Post-Tridentine Rome was not happy with this situation, one that had prevented the whole question of what was going on in the Patronato and its Portuguese equivalent to be addressed at the Council itself. The Papacy quickly began to try to find ways to get closer control over the missionary territories, and Gregory XV, under the inspiration of the work of the Discalced Carmelite, Thomas of Jesus (1564-1627), De procuranda salute omnium gentium (1613), created the Sacred Congregation for the Propagation of the Faith (Propaganda) in 1622 to rectify the situation. The establishment of the Urbaniana in 1627, which was put under Propaganda’s aegis, with its goals of promoting the knowledge of native cultures and preparing for the birth of native clergies, was an integral part of the same project.

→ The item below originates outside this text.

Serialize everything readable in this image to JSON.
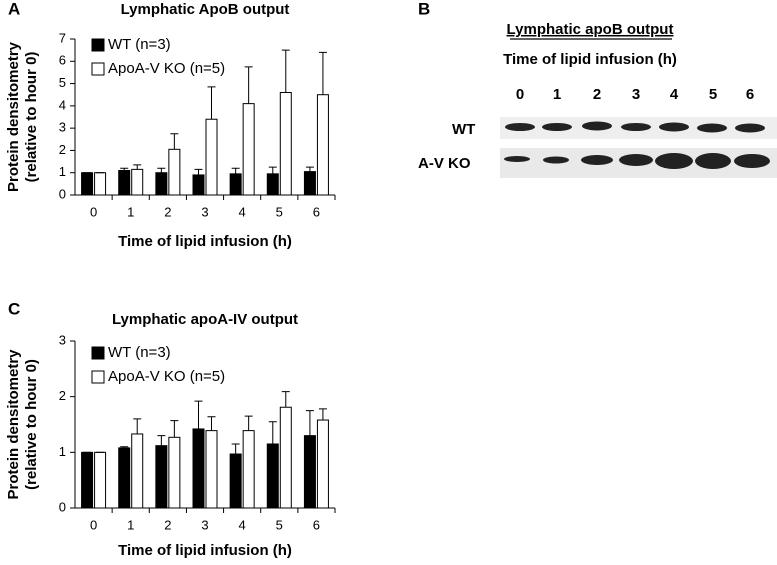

Although Asia always seems to have been at the top of Propaganda’s concerns, Francesco Ingoli (1578-1649), its first secretary from 1622 until his death, did not spare Spanish America from criticism. The Patronato as a whole was obviously targeted by the placing of De Indiarum Jure on the Index in 1642. But more specifically it was the question of the abandonment of the creation of a native clergy that agitated him most. As he wrote to the General of the Augustinians in 1638: “If the Spanish regulars do not consecrate any Indians, the Church in both the Indies will always be a small child and will never grow inwardly strong” (Mayeur, p.759).

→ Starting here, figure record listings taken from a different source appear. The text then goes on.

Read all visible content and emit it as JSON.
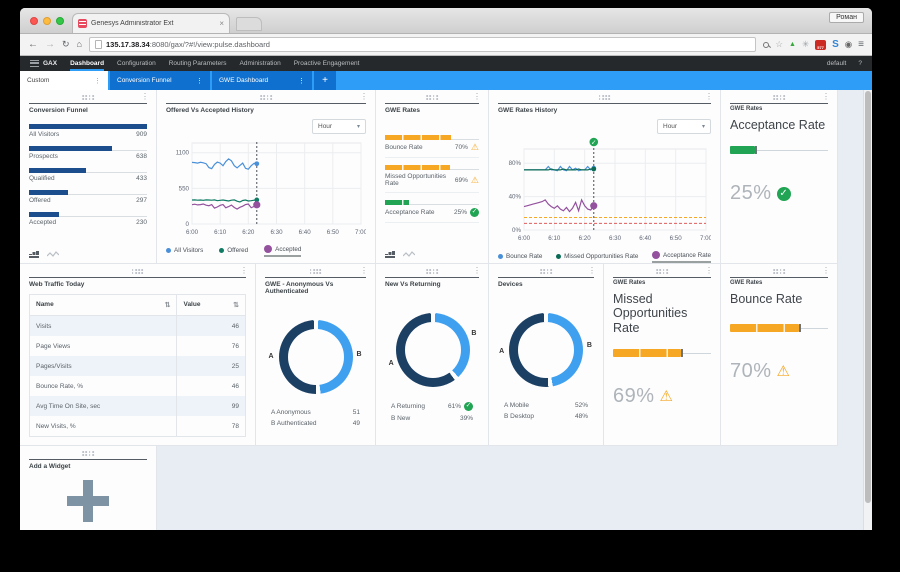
{
  "browser": {
    "tab_title": "Genesys Administrator Ext",
    "tab_close": "×",
    "user_label": "Роман",
    "url_host": "135.17.38.34",
    "url_rest": ":8080/gax/?#!/view:pulse.dashboard",
    "back": "←",
    "forward": "→",
    "reload": "↻",
    "home": "⌂",
    "star": "☆",
    "uparrow": "▲",
    "asterisk": "✳",
    "rss_badge": "577",
    "skype": "S",
    "camera": "◉",
    "menu": "≡"
  },
  "navbar": {
    "brand": "GAX",
    "items": [
      {
        "label": "Dashboard"
      },
      {
        "label": "Configuration"
      },
      {
        "label": "Routing Parameters"
      },
      {
        "label": "Administration"
      },
      {
        "label": "Proactive Engagement"
      }
    ],
    "profile": "default",
    "help": "?"
  },
  "tabbar": {
    "tabs": [
      {
        "label": "Custom",
        "menu": "⋮"
      },
      {
        "label": "Conversion Funnel",
        "menu": "⋮"
      },
      {
        "label": "GWE Dashboard",
        "menu": "⋮"
      }
    ],
    "add_label": "+"
  },
  "widgets": {
    "conversion_funnel": {
      "title": "Conversion Funnel",
      "rows": [
        {
          "label": "All Visitors",
          "value": "909",
          "pct": 100
        },
        {
          "label": "Prospects",
          "value": "638",
          "pct": 70
        },
        {
          "label": "Qualified",
          "value": "433",
          "pct": 48
        },
        {
          "label": "Offered",
          "value": "297",
          "pct": 33
        },
        {
          "label": "Accepted",
          "value": "230",
          "pct": 25
        }
      ]
    },
    "offered_history": {
      "title": "Offered Vs Accepted History",
      "dropdown": "Hour",
      "legend": [
        {
          "label": "All Visitors",
          "color": "#4a90d9"
        },
        {
          "label": "Offered",
          "color": "#0f7b63"
        },
        {
          "label": "Accepted",
          "color": "#94519e"
        }
      ],
      "chart_data": {
        "type": "line",
        "ymin": 0,
        "ymax": 1250,
        "pad_top": 6,
        "yticks": [
          {
            "v": 0,
            "label": "0"
          },
          {
            "v": 550,
            "label": "550"
          },
          {
            "v": 1100,
            "label": "1100"
          }
        ],
        "x_ticks": [
          "6:00",
          "6:10",
          "6:20",
          "6:30",
          "6:40",
          "6:50",
          "7:00"
        ],
        "cursor_minute": 23,
        "cursor_check": false,
        "thresholds": [],
        "series": [
          {
            "name": "All Visitors",
            "color": "#4a90d9",
            "dot_r": 2.4,
            "values": [
              950,
              948,
              940,
              952,
              945,
              930,
              870,
              855,
              920,
              955,
              940,
              900,
              965,
              1005,
              975,
              900,
              865,
              905,
              940,
              860,
              845,
              900,
              935,
              930
            ]
          },
          {
            "name": "Offered",
            "color": "#0f7b63",
            "dot_r": 2.4,
            "values": [
              370,
              372,
              368,
              370,
              365,
              372,
              370,
              368,
              372,
              360,
              365,
              370,
              362,
              355,
              368,
              372,
              352,
              340,
              362,
              370,
              355,
              360,
              368,
              372
            ]
          },
          {
            "name": "Accepted",
            "color": "#94519e",
            "dot_r": 3.6,
            "values": [
              298,
              305,
              295,
              300,
              308,
              290,
              282,
              300,
              245,
              262,
              288,
              300,
              250,
              268,
              292,
              255,
              232,
              258,
              275,
              300,
              308,
              252,
              270,
              296
            ]
          }
        ]
      }
    },
    "gwe_rates": {
      "title": "GWE Rates",
      "rows": [
        {
          "label": "Bounce Rate",
          "value": "70%",
          "pct": 70,
          "color": "#f6a723",
          "status": "warn"
        },
        {
          "label": "Missed Opportunities Rate",
          "value": "69%",
          "pct": 69,
          "color": "#f6a723",
          "status": "warn"
        },
        {
          "label": "Acceptance Rate",
          "value": "25%",
          "pct": 25,
          "color": "#21a453",
          "status": "ok"
        }
      ]
    },
    "gwe_rates_history": {
      "title": "GWE Rates History",
      "dropdown": "Hour",
      "legend": [
        {
          "label": "Bounce Rate",
          "color": "#4a90d9"
        },
        {
          "label": "Missed Opportunities Rate",
          "color": "#0b6b55"
        },
        {
          "label": "Acceptance Rate",
          "color": "#94519e"
        }
      ],
      "chart_data": {
        "type": "line",
        "ymin": 0,
        "ymax": 97,
        "pad_top": 12,
        "yticks": [
          {
            "v": 0,
            "label": "0%"
          },
          {
            "v": 40,
            "label": "40%"
          },
          {
            "v": 80,
            "label": "80%"
          }
        ],
        "x_ticks": [
          "6:00",
          "6:10",
          "6:20",
          "6:30",
          "6:40",
          "6:50",
          "7:00"
        ],
        "cursor_minute": 23,
        "cursor_check": true,
        "thresholds": [
          {
            "v": 15,
            "color": "#f6a723"
          },
          {
            "v": 8,
            "color": "#e05c5c"
          }
        ],
        "series": [
          {
            "name": "Bounce Rate",
            "color": "#4a90d9",
            "dot_r": 2.4,
            "values": [
              72,
              72,
              72,
              72,
              72,
              72,
              72,
              72,
              76,
              72,
              72,
              71,
              76,
              72,
              71,
              76,
              72,
              74,
              71,
              72,
              72,
              76,
              72,
              74
            ]
          },
          {
            "name": "Missed Opportunities Rate",
            "color": "#0b6b55",
            "dot_r": 2.4,
            "values": [
              72,
              72,
              72,
              72,
              72,
              72,
              72,
              72,
              72,
              73,
              72,
              72,
              72,
              73,
              72,
              72,
              72,
              72,
              73,
              72,
              72,
              72,
              73,
              73
            ]
          },
          {
            "name": "Acceptance Rate",
            "color": "#94519e",
            "dot_r": 3.6,
            "values": [
              28,
              29,
              30,
              31,
              32,
              33,
              34,
              36,
              31,
              28,
              26,
              29,
              25,
              23,
              27,
              22,
              26,
              33,
              23,
              36,
              29,
              25,
              24,
              29
            ]
          }
        ]
      }
    },
    "acceptance_kpi": {
      "category": "GWE Rates",
      "title": "Acceptance Rate",
      "value": "25%",
      "pct": 25,
      "color": "#21a453",
      "status": "ok"
    },
    "web_traffic": {
      "title": "Web Traffic Today",
      "columns": [
        "Name",
        "Value"
      ],
      "sort_icon": "⇅",
      "rows": [
        [
          "Visits",
          "46"
        ],
        [
          "Page Views",
          "76"
        ],
        [
          "Pages/Visits",
          "25"
        ],
        [
          "Bounce Rate, %",
          "46"
        ],
        [
          "Avg Time On Site, sec",
          "99"
        ],
        [
          "New Visits, %",
          "78"
        ]
      ]
    },
    "donut_auth": {
      "title": "GWE - Anonymous Vs Authenticated",
      "chart_data": {
        "type": "pie",
        "a_label": "A",
        "b_label": "B",
        "a_pct": 51,
        "b_pct": 49,
        "colors": {
          "a": "#1c4064",
          "b": "#3fa0f0"
        }
      },
      "legend": [
        {
          "label": "A Anonymous",
          "value": "51"
        },
        {
          "label": "B Authenticated",
          "value": "49"
        }
      ]
    },
    "donut_returning": {
      "title": "New Vs Returning",
      "chart_data": {
        "type": "pie",
        "a_label": "A",
        "b_label": "B",
        "a_pct": 61,
        "b_pct": 39,
        "colors": {
          "a": "#1c4064",
          "b": "#3fa0f0"
        }
      },
      "legend": [
        {
          "label": "A Returning",
          "value": "61%",
          "check": true
        },
        {
          "label": "B New",
          "value": "39%"
        }
      ]
    },
    "donut_devices": {
      "title": "Devices",
      "chart_data": {
        "type": "pie",
        "a_label": "A",
        "b_label": "B",
        "a_pct": 52,
        "b_pct": 48,
        "colors": {
          "a": "#1c4064",
          "b": "#3fa0f0"
        }
      },
      "legend": [
        {
          "label": "A Mobile",
          "value": "52%"
        },
        {
          "label": "B Desktop",
          "value": "48%"
        }
      ]
    },
    "missed_kpi": {
      "category": "GWE Rates",
      "title": "Missed Opportunities Rate",
      "value": "69%",
      "pct": 69,
      "color": "#f6a723",
      "status": "warn"
    },
    "bounce_kpi": {
      "category": "GWE Rates",
      "title": "Bounce Rate",
      "value": "70%",
      "pct": 70,
      "color": "#f6a723",
      "status": "warn"
    },
    "add_widget": {
      "title": "Add a Widget"
    }
  }
}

Propaganda certainly had good reason to complain of at least certain aspects of the Patronato, because the greatest of the “miseries” of the Spanish missionary endeavor in the Americas could not have come about without it: its almost utter dismantling at its hands. For the Spanish Monarchy under the Bourbon Dynasty dedicated itself to an Enlightenment inspired secularization in the latter part of the eighteenth century that cruelly annihilated the Jesuit missions and hamstrung almost all of the others. That secularization was accompanied by a transformation of the glorious universities of Spanish America into centers of naturalist bent and the encouragement of an immense growth in influence of Freemasonry. Both of these developments played a central role in continuing the assault on Catholicism in Spanish America in the nineteenth century and down to our own day.

Yes, miseries there were, and of great import. One special horror that I did not have the space to discuss here---but well known through the work of St. Peter Claver, S.J. (1581-1654)---was the abuse of black slaves (and Indians) in the northern reaches of the Viceroyalty of Peru. But can the splendors of the missionary effort be denied in consequence? That would appear to be impossible to anyone who has encountered the beauty of Spanish America’s churches, the continued piety of the pilgrims at Our Lady of Guadalupe, and a great deal else. For after all, it was the initial labors of the Spanish missionaries that gave birth to the kind of Faith that inspired the firmness of the Cristeros and their beautifully Catholic call for the Social Kingship of Christ: a sign of vigor if ever there were one!